Josh is a landscape ecologist and conservation biologist focused on applied conservation questions and their real-world applications. He is most interested in how anthropogenic factors affect species distributions, population dynamics, and community composition at regional and continental scales. His research involves investigating the effects of climate change on species distributions and populations, exploring the influence of landscape pattern on animal populations and communities, and climate-change adaptation for natural and human systems. Some of his current work has begun to involve the field of conservation psychology—exploring how people make environmental decisions and what psychological benefits people gain from nature.
- Collaborating with Katie Davis in the iSchool to develop and test NatureCollections, an app to help kids connect with nature
- Working with the National Park Service to prioritize parks across the US for climate change vulnerability assessments
- Assessing the relative impact of land-use regulations and land acquisitions on wildlife habitat in Washington State
Julian is a conservation ecologist motivated by a future where people recognize and respect the diverse values provided by functioning ecosystems. He seeks to integrate science-based approaches with on-the-ground management and conservation decisions, and actively engages in generating and communicating science. Julian believes that active and uncensored discussions are essential to meet the environmental challenges of the future and to strengthen the modern conservation movement. When not squeezing fish for work or recreation, Julian can be found enjoying beverages at a local brewery or beanery.
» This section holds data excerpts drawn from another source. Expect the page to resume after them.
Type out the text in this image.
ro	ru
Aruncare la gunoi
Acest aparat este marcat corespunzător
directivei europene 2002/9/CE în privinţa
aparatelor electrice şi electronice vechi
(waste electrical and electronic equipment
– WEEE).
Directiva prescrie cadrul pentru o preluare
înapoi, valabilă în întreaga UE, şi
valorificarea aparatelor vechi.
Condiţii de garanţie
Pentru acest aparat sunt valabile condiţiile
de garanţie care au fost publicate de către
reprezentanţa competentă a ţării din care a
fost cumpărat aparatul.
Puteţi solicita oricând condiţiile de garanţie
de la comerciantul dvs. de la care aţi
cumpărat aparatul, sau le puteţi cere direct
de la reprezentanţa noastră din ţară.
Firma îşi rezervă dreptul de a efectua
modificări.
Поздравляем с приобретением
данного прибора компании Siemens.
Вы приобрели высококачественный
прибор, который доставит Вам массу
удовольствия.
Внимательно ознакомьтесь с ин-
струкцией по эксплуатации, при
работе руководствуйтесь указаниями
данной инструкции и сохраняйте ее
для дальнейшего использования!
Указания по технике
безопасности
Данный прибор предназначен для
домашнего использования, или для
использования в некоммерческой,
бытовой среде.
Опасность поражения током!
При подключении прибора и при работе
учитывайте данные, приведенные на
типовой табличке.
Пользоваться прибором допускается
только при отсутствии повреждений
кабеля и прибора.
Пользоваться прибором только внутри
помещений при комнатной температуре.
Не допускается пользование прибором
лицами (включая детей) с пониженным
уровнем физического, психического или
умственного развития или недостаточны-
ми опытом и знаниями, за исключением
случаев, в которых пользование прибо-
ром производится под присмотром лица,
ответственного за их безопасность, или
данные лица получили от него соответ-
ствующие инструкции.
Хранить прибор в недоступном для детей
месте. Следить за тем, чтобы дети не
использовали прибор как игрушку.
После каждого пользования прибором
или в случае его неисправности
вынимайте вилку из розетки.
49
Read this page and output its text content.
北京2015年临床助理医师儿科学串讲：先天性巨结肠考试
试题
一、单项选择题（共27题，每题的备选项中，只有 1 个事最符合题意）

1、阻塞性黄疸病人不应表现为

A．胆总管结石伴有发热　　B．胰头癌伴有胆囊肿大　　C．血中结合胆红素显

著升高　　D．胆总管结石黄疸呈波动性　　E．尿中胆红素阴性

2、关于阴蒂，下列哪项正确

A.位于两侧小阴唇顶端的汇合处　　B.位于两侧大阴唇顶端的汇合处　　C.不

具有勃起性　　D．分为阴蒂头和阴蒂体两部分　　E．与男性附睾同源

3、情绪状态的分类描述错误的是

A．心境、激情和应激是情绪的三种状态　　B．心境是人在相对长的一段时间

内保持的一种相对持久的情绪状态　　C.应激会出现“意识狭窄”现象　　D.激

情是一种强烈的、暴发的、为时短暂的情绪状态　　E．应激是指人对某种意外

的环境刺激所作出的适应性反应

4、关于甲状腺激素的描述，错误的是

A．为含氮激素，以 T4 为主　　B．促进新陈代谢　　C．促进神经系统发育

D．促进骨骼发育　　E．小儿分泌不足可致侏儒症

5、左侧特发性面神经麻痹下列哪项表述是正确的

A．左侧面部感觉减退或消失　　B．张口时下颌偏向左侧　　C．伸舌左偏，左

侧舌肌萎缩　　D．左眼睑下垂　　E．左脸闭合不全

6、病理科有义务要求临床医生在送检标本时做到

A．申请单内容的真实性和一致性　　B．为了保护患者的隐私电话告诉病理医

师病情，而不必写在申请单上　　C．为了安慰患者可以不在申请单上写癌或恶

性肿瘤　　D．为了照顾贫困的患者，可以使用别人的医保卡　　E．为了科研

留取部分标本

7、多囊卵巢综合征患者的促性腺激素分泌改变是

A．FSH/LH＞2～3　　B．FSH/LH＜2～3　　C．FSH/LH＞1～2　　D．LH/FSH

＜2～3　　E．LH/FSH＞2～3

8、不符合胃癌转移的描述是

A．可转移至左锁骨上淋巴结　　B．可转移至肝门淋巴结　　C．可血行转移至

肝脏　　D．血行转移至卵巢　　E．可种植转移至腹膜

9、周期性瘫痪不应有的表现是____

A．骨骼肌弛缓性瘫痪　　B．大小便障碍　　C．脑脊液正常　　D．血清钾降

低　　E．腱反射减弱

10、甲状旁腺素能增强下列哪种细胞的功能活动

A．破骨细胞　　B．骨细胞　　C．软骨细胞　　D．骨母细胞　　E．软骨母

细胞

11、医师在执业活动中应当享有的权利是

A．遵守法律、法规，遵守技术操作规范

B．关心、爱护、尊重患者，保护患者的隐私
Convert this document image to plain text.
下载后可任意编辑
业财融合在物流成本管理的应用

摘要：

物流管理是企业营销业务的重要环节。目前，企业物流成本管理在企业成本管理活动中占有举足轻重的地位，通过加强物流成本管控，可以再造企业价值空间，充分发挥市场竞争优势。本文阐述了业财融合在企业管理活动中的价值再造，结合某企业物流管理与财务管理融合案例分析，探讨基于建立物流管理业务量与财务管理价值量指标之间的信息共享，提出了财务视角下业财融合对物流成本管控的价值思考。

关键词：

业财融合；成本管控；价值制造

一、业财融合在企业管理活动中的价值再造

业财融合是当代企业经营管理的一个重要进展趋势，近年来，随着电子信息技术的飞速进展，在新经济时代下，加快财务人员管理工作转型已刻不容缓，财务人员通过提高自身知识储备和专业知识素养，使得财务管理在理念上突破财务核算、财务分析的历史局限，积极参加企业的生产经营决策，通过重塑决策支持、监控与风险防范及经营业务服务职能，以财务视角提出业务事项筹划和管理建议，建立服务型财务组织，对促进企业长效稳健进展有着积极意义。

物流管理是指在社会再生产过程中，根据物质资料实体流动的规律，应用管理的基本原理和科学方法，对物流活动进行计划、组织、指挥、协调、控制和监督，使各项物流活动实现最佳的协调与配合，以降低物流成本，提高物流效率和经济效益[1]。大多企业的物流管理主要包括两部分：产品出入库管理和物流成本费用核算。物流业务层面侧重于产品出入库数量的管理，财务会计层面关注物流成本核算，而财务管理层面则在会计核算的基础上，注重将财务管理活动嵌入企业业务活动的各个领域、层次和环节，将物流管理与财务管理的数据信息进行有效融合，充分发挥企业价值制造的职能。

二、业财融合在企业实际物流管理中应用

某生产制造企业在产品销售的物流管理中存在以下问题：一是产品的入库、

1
- Just returned from a SESYNC Workshop where natural and social scientists worked together to establish a common approach for understanding the interdependencies of rivers and human communities, and advance an integrated science and policy of environmental flows
- With a group of international scientists, recently published a comment in Nature Ecology and Evolution that discussed the policy challenges of large-scale invasive species control initiatives
- Discusses in a New Scientist article the importance of designer flows below dams to save rivers
Program Manager & Research Scientist
Sara is an interdisciplinarian working at the intersections of sustainability and social justice, with special interest in transdisciplinary, participatory, and arts-based practices. The bulk of her research has focused on the social and cultural aspects of environmental conflict and ecosystem recovery in the Puget Sound region. In the spirit of participatory and public scholarship, she worked with a theatre artist to turn her ethnographic interviews into a play. More recently, Sara worked on the Western Governors’ Association’s Get Out West! initiative to promote outdoor recreation, conservation, and health, and led the development of human well-being indicators at NOAA’s Northwest Fisheries Science Center. Sara holds a PhD in environmental anthropology from the University of Washington and a BA in biology from Swarthmore College.
- Gave the opening keynote address at the European Society for Ecological Economics in Budapest, Hungary, on “Collaborative Practices at the Science-Society Interface”
- Completed a Theatre of the Oppressed facilitators’ training at the Mandala Center in Port Townsend, Washington
- Participating in the State of Alaska’s Salmon and People working group on Well-Being and Alaska Salmon Systems
- Helped develop an approach for valuing nature’s contributions to people, and helped assess the values of pollination and pollinators to people, as a participant in the Intergovernmental Science-Policy Platform on Biodiversity and Ecosystem Services (IPBES)
Senior Research Scientist
Spencer does interdisciplinary research on people’s connections with nature, and works directly with partner organizations who use this information to make conservation decisions that benefit people. Spencer’s science often combines empirical and mathematical approaches to understanding socio-ecological systems. Recent research has included studies on how nature influences tourism, whether urban parks improve visitors’ moods, and how ancient hunting practices altered marine food webs around the Aleutian Islands. While away from the Center for Creative Conservation, Spencer also works as a Senior Scientist with the Natural Capital Project and as a Naturalist with OuterShores Expeditions. He earned his PhD from the University of British Columbia and lives in a thick forest on Vashon Island, Washington.